Lo interesante de este proceso es que lo ideológico-político como tal está en un segundo orden. Así, mientras los jóvenes han logrado derrocar dictaduras y herido mortalmente a otras en Medio Oriente intentando construir en sus países sistemas democrático-participativos de gobierno, en España los “indignados” reclaman un sistema político más sensible, que deje de ajustar los cinturones de los más pobres y enfrente con decisión a los causantes de la debacle, en Tel Aviv demandan viviendas y no seguir recortando el presupuesto de salud y seguridad social, en Chile exigen mejor educación y equidad en su acceso, o en Londres expresan el cansancio de un régimen que se dice multicultural pero que carga fundamentalmente sobre los migrantes más pobres los costos de la pobreza y la violencia.

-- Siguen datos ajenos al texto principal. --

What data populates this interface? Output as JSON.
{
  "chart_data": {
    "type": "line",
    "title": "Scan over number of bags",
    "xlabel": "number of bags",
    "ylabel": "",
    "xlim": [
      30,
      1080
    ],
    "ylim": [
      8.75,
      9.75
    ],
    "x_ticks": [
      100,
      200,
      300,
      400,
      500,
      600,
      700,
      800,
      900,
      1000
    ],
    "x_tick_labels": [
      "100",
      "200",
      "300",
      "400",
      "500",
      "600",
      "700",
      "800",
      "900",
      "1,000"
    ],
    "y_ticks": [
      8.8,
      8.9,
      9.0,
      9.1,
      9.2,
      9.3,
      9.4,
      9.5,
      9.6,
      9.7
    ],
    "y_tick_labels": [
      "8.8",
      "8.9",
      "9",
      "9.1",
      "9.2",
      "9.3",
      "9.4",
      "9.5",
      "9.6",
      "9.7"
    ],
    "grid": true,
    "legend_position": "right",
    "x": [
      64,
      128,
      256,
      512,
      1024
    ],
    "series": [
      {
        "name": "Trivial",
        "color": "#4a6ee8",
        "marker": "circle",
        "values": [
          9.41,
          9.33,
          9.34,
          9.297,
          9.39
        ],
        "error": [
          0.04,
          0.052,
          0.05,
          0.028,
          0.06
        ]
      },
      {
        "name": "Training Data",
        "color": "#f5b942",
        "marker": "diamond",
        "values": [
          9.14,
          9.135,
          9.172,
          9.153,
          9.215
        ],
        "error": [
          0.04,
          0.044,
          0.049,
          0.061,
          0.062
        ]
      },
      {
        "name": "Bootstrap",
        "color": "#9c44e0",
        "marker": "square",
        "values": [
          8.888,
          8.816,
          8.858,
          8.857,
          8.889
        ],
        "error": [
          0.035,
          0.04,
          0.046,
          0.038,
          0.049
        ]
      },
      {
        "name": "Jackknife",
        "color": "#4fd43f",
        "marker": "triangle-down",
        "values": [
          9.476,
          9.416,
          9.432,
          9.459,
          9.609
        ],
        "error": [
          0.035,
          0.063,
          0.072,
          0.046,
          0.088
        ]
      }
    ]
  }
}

Estos movimientos utilizan un instrumento similar: la tecnología de la información, que ha abierto oportunidades de comunicación extraordinarias que rebasan, además, la capacidad de los Estados de censurar y reprimir, o los silencios interesados que rápidamente, empero, se ven desvelados, lo que permite, además, que no haya posibilidad de que haya corrientes específicas que se quieran aprovechar de ellos.
Probablemente, como se señala en algunos ámbitos académicos, se trata de los prolegómenos de un profundo cambio que sacudirá el planeta que como va no parece tener buen destino.
A los mayores niveles de conectividad existentes, que permiten la difusión de mensajes y conocimientos como nunca antes se ha visto; los mejores índices de expectativa de vida, al mismo tiempo que intolerables muestras de hambre aguda en varios lugares del mundo; el descenso del empleo tradicional, con los problemas que se generan en el ámbito de la autoestima y de orden financiero para sostener aceptables sistemas de seguridad social y un largo etcétera, deben aparecer propuestas de solución democráticas que estén dirigidas, ineludiblemente, a elaborar y aplicar mejores y más equitativos sistemas de redistribución de la riqueza que se genera.
Ese panorama exige, además, la recuperación de valores como la solidaridad y el respeto, reponiendo al ser humano en el centro de la atención. De nada valdrán —nos lo muestran las experiencias que se comenta— posiciones sectarias. Es de tal intensidad el movimiento que se requieren nuevas formulaciones políticas —en su sentido amplio—, pues con las que contamos aún responden a los viejos modelos excesivamente limitados por la confrontación maniquea.
Todo indica, pues, que estamos en los umbrales de un tiempo que será profundamente complejo, y es de esperar que quienes tienen la capacidad de enfrentarlo estén a la altura del desafío y puedan —como ha sucedido en otros momentos fundamentales de la historia del planeta— conducirlo hacia mejores estadios de relacionamiento civilizatorio.